Il danno non viene più automaticamente identificato nella differenza tra attivo e passivo fallimentare, a meno che non si dimostri che il dissesto economico della società e il conseguente fallimento si siano verificati per fatto imputabile agli amministratori. Non è sufficiente, quindi, ai fini della configurabilità della responsabilità degli amministratori, addurre che l’evento dannoso è pari al disavanzo fallimentare, bensì occorre dimostrare non solo la specifica violazione dei doveri imposti dalla legge ma anche la correlazione tra tali violazioni e il pregiudizio arrecato alla società. In altri termini, il danno arrecato dagli amministratori responsabili di violazioni della legge e dello statuto va debitamente provato e quantificato in relazione al concreto pregiudizio arrecato da ciascun atto di mala gestio. Può essere individuato in via presuntiva (art. 1226 c.c.) nella differenza fra attivo e passivo solo in caso di radicale impossibilità di ricostruire le vicende societarie per mancanza o assoluta inattendibilità delle scritture contabili, a condizione che sia allegato e dimostrato uno specifico inadempimento, imputabile all’amministratore, tale da determinare specifici effetti pregiudizievoli – c.d. “inadempimento qualificato” – che non può consistere nell’omessa tenuta delle scritture contabili, se è vero che la contabilità registra gli accadimenti economici che interessano l’attività dell’impresa, non li determina.

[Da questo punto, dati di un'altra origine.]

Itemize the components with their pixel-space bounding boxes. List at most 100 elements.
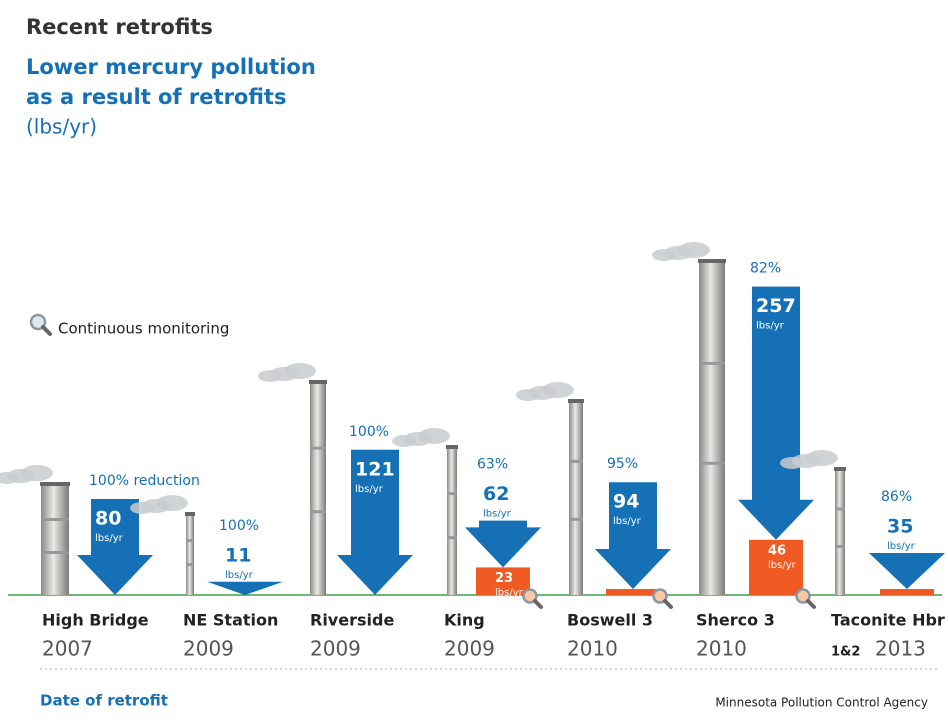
before-unit-label: lbs/yr: [95, 533, 124, 544]
before-value-label: 94: [613, 491, 639, 513]
category-label: High Bridge: [42, 611, 149, 630]
stack-band: [835, 507, 845, 511]
before-arrow: [595, 482, 671, 589]
before-arrow: [207, 581, 283, 595]
before-unit-label: lbs/yr: [887, 541, 916, 552]
before-unit-label: lbs/yr: [355, 484, 384, 495]
category-label: Riverside: [310, 611, 394, 630]
smoke: [0, 472, 19, 484]
year-label: 2013: [875, 637, 926, 661]
stack-cap: [568, 399, 584, 403]
before-unit-label: lbs/yr: [613, 516, 642, 527]
legend-icon: [29, 313, 52, 336]
stack-cap: [446, 445, 458, 449]
before-arrow: [738, 286, 814, 540]
source: Minnesota Pollution Control Agency: [715, 696, 928, 710]
legend-label: Continuous monitoring: [58, 320, 229, 338]
stack-band: [699, 461, 725, 465]
stack-band: [447, 492, 457, 496]
monitor-icon-handle: [663, 599, 673, 609]
monitor-icon-handle: [806, 599, 816, 609]
stack-band: [569, 517, 583, 521]
smoke: [780, 457, 804, 469]
stack-band: [186, 539, 194, 542]
monitor-icon: [652, 588, 668, 604]
after-bar: [606, 589, 660, 595]
monitor-icon: [795, 588, 811, 604]
smokestack: [835, 470, 845, 595]
subtitle: Lower mercury pollution: [26, 55, 316, 79]
smokestack: [41, 485, 69, 595]
title: Recent retrofits: [26, 15, 213, 39]
before-value-label: 121: [355, 458, 395, 480]
stack-band: [310, 446, 326, 450]
stack-cap: [309, 380, 327, 384]
reduction-label: 95%: [607, 456, 638, 472]
monitor-icon-handle: [533, 599, 543, 609]
before-arrow: [869, 553, 945, 589]
stack-cap: [185, 512, 195, 516]
category-label: Taconite Hbr: [831, 611, 945, 630]
stack-band: [41, 518, 69, 521]
stack-cap: [698, 259, 726, 263]
year-label: 2009: [310, 637, 361, 661]
before-unit-label: lbs/yr: [483, 509, 512, 520]
year-label: 2010: [696, 637, 747, 661]
reduction-label: 100% reduction: [89, 473, 200, 489]
after-value-label: 46: [768, 543, 786, 558]
stack-cap: [40, 482, 70, 486]
x-label: Date of retrofit: [40, 692, 168, 710]
stack-band: [447, 536, 457, 540]
category-label: King: [444, 611, 485, 630]
stack-band: [41, 551, 69, 554]
category-label: Sherco 3: [696, 611, 775, 630]
before-value-label: 62: [483, 483, 509, 505]
category-sublabel: 1&2: [831, 645, 860, 660]
reduction-label: 100%: [349, 424, 389, 440]
stack-cap: [834, 467, 846, 471]
before-unit-label: lbs/yr: [225, 570, 254, 581]
after-bar: [749, 539, 803, 595]
year-label: 2009: [183, 637, 234, 661]
monitor-icon: [522, 588, 538, 604]
before-arrow: [77, 499, 153, 595]
smoke: [130, 502, 154, 514]
year-label: 2010: [567, 637, 618, 661]
smokestack: [447, 448, 457, 595]
before-value-label: 80: [95, 508, 121, 530]
before-value-label: 11: [225, 544, 251, 566]
smoke: [392, 435, 416, 447]
reduction-label: 100%: [219, 518, 259, 534]
stack-band: [835, 545, 845, 548]
before-arrow: [337, 449, 413, 595]
category-label: Boswell 3: [567, 611, 653, 630]
subtitle: as a result of retrofits: [26, 85, 286, 109]
after-bar: [476, 567, 530, 595]
smokestack: [310, 383, 326, 595]
smokestack: [186, 515, 194, 595]
stack-band: [699, 361, 725, 365]
after-bar: [880, 589, 934, 595]
reduction-label: 82%: [750, 261, 781, 277]
before-value-label: 35: [887, 516, 913, 538]
smoke: [516, 389, 540, 401]
before-unit-label: lbs/yr: [756, 321, 785, 332]
stack-band: [569, 459, 583, 463]
reduction-label: 86%: [881, 489, 912, 505]
before-value-label: 257: [756, 295, 796, 317]
after-unit-label: lbs/yr: [495, 587, 524, 598]
stack-band: [310, 510, 326, 514]
after-unit-label: lbs/yr: [768, 560, 797, 571]
after-value-label: 23: [495, 571, 513, 586]
reduction-label: 63%: [477, 457, 508, 473]
stack-band: [186, 563, 194, 566]
before-arrow: [465, 520, 541, 568]
smokestack: [569, 402, 583, 595]
year-label: 2007: [42, 637, 93, 661]
category-label: NE Station: [183, 611, 278, 630]
smoke: [258, 370, 282, 382]
smokestack: [699, 262, 725, 595]
year-label: 2009: [444, 637, 495, 661]
unit-label: (lbs/yr): [26, 115, 97, 139]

Impugnazione di delibera di revoca dell’amministratore di s.r.l.
Il computo del termine per la spedizione della convocazione dell’assemblea soggiace alle regole ordinarie del codice civile – artt. 1187 e 2963 c.c. – e quindi il giorno fissato per l’assemblea (dies a quo) è escluso dal computo.
La mera irregolarità della convocazione ha come conseguenza la sola annullabilità della delibera; la tardiva ricezione della convocazione integra l’ipotesi di delibera assunta “in assenza assoluta di informazione” (ex art. 2479-ter, terzo comma c.c.), con nullità della delibera stessa, solo qualora ciò abbia impedito l’esercizio dei diritti di informazione, di intervento e di voto. Non si ritiene che tale lesione sussista quando il termine sia violato di un solo giorno e la delibera abbia ad oggetto la revoca dell’amministratore senza giusta causa.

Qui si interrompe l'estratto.